Coordinated Effort to Take Place between New York and New Jersey Labor Departments


Albany, NY (CompNewsNetwork) - New York Governor David A. Paterson has directed the New York State Labor Department to take immediate action by reaching out to affected workers on Wall Street. The Labor Department will dispatch its rapid response specialists to assist displaced workers in New York City's financial industry. These rapid response sessions will provide workers with basic information on how to file an unemployment claim, possible training opportunities, labor market information, and workshops covering everything from resume writing to interviewing skills.

Upon the request of Governor Paterson, commissioners from both the New York State Department of Labor and the New Jersey Department of Labor and Workforce Development met this morning to discuss how both agencies can best devote joint resources and staff to assist the industry's displaced workers.

“These are unparalleled circumstances that workers in New York's financial industry are facing, and they need to know that government is here to help in every way we can,” said Governor Paterson. “Wall Street's continuing problems should serve as a stark reminder that this recession is far from over, and clearly there is significant work to be done to help our state economy and, more importantly, the residents of New York weather this financial crisis.”

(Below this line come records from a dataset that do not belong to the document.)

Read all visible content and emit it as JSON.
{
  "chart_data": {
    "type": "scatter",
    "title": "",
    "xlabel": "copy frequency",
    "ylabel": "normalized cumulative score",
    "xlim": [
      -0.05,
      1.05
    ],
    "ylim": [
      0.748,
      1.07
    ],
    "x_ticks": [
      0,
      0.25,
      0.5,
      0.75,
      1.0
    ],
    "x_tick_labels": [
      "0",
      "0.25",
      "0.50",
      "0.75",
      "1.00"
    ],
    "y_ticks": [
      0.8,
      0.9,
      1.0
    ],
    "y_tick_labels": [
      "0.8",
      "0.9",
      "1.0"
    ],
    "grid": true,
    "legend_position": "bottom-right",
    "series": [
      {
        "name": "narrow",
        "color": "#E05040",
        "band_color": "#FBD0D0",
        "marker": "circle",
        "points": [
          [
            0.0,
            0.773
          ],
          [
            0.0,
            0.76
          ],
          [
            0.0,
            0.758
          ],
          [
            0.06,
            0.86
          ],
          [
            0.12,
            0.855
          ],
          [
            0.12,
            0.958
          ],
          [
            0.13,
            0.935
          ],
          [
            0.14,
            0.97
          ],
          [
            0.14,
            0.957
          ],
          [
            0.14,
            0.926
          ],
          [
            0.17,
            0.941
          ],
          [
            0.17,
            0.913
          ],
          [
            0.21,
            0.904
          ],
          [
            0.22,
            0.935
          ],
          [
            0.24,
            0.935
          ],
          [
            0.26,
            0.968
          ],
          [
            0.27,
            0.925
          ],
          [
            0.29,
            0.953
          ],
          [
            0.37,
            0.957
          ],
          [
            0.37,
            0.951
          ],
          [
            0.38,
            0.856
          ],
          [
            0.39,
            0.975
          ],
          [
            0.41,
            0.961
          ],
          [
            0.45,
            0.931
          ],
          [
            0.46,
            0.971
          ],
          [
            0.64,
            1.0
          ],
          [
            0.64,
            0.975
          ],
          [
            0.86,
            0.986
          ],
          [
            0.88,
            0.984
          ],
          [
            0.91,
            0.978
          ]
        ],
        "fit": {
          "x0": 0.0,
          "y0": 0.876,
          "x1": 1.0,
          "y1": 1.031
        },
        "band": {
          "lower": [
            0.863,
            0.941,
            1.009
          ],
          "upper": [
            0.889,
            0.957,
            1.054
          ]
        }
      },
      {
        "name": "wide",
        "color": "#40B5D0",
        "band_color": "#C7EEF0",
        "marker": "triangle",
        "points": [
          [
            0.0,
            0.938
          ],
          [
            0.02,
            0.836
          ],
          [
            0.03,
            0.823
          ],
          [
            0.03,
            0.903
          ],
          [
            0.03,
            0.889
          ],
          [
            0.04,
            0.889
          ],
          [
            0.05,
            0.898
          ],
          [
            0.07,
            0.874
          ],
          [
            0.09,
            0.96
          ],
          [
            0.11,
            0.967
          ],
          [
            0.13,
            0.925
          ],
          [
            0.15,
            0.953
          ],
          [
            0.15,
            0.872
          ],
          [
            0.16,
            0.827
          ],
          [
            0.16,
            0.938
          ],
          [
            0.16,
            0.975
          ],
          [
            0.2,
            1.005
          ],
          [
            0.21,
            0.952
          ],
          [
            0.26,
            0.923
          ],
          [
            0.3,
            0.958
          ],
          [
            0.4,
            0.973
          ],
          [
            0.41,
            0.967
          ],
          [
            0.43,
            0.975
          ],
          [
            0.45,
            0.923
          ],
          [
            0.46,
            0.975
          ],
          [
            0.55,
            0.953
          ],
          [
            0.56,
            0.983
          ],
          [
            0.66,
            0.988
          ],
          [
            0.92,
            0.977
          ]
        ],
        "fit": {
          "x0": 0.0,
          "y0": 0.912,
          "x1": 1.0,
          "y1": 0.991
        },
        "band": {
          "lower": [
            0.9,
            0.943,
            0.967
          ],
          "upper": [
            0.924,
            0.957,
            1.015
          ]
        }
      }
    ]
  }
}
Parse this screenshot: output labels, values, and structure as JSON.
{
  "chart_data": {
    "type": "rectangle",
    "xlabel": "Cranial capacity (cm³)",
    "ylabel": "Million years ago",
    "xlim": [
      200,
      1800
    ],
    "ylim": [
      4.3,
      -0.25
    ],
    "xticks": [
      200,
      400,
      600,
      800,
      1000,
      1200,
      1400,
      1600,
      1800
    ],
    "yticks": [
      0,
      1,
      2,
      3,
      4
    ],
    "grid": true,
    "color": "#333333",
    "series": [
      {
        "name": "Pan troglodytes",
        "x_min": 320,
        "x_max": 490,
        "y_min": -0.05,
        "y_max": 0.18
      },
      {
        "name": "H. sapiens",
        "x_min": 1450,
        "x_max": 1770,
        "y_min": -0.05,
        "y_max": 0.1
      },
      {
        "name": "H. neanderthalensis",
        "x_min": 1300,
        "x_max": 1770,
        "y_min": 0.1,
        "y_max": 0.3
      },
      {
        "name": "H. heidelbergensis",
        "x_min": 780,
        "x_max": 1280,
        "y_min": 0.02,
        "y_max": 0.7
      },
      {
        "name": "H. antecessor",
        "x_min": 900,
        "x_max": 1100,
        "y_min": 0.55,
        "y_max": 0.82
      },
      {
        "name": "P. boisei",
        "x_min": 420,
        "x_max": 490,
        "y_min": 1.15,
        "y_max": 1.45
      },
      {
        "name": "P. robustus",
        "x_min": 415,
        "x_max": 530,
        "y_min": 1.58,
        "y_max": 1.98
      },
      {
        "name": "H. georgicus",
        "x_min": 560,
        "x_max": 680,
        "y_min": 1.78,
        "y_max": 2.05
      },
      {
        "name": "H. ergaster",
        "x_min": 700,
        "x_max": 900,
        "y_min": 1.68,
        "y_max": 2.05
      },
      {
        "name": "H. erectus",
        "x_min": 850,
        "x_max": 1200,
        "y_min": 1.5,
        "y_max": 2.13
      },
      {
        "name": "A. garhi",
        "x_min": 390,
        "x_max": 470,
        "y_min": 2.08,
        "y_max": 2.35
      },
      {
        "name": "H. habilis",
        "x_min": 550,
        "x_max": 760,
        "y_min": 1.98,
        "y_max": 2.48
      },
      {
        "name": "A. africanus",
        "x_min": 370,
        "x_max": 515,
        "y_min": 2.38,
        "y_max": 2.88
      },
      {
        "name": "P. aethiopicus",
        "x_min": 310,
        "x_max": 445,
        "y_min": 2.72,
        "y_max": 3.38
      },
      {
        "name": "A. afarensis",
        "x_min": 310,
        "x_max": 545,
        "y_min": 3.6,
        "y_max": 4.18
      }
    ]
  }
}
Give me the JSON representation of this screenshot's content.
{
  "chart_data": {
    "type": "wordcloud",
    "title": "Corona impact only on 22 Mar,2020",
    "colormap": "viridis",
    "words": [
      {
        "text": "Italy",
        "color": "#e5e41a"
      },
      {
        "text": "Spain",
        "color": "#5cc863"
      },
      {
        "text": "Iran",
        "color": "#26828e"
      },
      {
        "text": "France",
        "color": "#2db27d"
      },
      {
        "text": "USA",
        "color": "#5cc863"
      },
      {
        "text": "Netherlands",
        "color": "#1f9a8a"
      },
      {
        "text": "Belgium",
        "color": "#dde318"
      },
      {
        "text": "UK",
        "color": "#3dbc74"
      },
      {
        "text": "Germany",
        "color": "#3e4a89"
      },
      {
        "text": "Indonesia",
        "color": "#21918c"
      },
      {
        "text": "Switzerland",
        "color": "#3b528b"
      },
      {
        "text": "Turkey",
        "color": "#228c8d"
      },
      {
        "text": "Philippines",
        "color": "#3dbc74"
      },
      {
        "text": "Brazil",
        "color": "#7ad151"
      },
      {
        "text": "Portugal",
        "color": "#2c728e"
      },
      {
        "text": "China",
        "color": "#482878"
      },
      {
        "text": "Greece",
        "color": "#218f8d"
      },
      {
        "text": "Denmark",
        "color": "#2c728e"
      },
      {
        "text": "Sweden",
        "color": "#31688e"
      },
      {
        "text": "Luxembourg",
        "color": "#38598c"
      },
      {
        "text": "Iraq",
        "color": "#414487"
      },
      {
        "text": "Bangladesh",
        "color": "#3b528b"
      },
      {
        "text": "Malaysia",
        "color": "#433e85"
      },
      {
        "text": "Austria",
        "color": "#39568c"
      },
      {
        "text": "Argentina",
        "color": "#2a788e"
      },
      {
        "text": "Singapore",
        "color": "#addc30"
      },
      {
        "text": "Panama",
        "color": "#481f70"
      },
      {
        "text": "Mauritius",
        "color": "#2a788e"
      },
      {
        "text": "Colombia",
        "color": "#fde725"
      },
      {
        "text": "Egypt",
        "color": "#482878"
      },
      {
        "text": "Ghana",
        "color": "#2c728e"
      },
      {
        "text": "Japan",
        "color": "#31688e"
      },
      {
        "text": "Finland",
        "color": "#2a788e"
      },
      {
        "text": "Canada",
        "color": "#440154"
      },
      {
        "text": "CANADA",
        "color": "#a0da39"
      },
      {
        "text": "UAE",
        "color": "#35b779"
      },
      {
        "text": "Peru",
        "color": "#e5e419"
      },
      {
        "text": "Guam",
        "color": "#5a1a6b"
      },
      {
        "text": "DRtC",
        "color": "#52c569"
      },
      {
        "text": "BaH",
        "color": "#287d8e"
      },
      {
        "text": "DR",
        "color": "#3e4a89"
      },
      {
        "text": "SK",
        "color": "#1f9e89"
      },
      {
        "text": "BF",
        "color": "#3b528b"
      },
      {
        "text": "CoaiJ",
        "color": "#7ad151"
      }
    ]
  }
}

Approximately 11,000 jobs were lost in New York's finance and insurance sectors between July 2007 and July 2008. More recent data will likely show this number continues to grow and based on past data, approximately 40,000 jobs in the financial services industry in the New York City area can be expected to be lost in the current downturn. All told, approximately 120,000 jobs may ultimately be directly and indirectly affected as a result of financial sector turmoil.

Additionally, the New York State Labor Department is leading the coordination of a Federal Reserve-Bank of New York Mellon hosted tri-state initiative which will examine the impact of financial sector turmoil in New York. This initiative will focus on job loss in the financial services and related industry sectors, in addition to the spillover effects on other employment that is indirectly supported by those jobs.

New York State Labor Commissioner M. Patricia Smith said: “We are acting right now on behalf of workers to help them get back on their feet so they can continue to contribute to our city and state's economy. This unprecedented collaboration between New York and New Jersey will begin immediately, and won't end until this crisis is over.”

New Jersey Labor Commissioner David J. Socolow said: “Governor Corzine and I know that many Lehman Brothers workers commute to or from New Jersey. By working together with the New York Labor Department we can provide a comprehensive approach to reaching the workers and guiding them to the right services no matter where they live or where they worked.”

The Labor Department will reach out to Wall Street investment companies and offer resources for their current and former employees, including meetings with human resources to collect information on worker skills. The Labor Department will then contact area employers who may be interested in recruiting these workers.

According to the State Labor Department, over the long term, the securities and commodities industry is an economic driver for New York City, with employment and wages growing far faster than the overall economy. In 2007, Wall Street accounted for 185,700 jobs; 5.8 percent of New York City's private sector employment and 28 percent of private sector wages.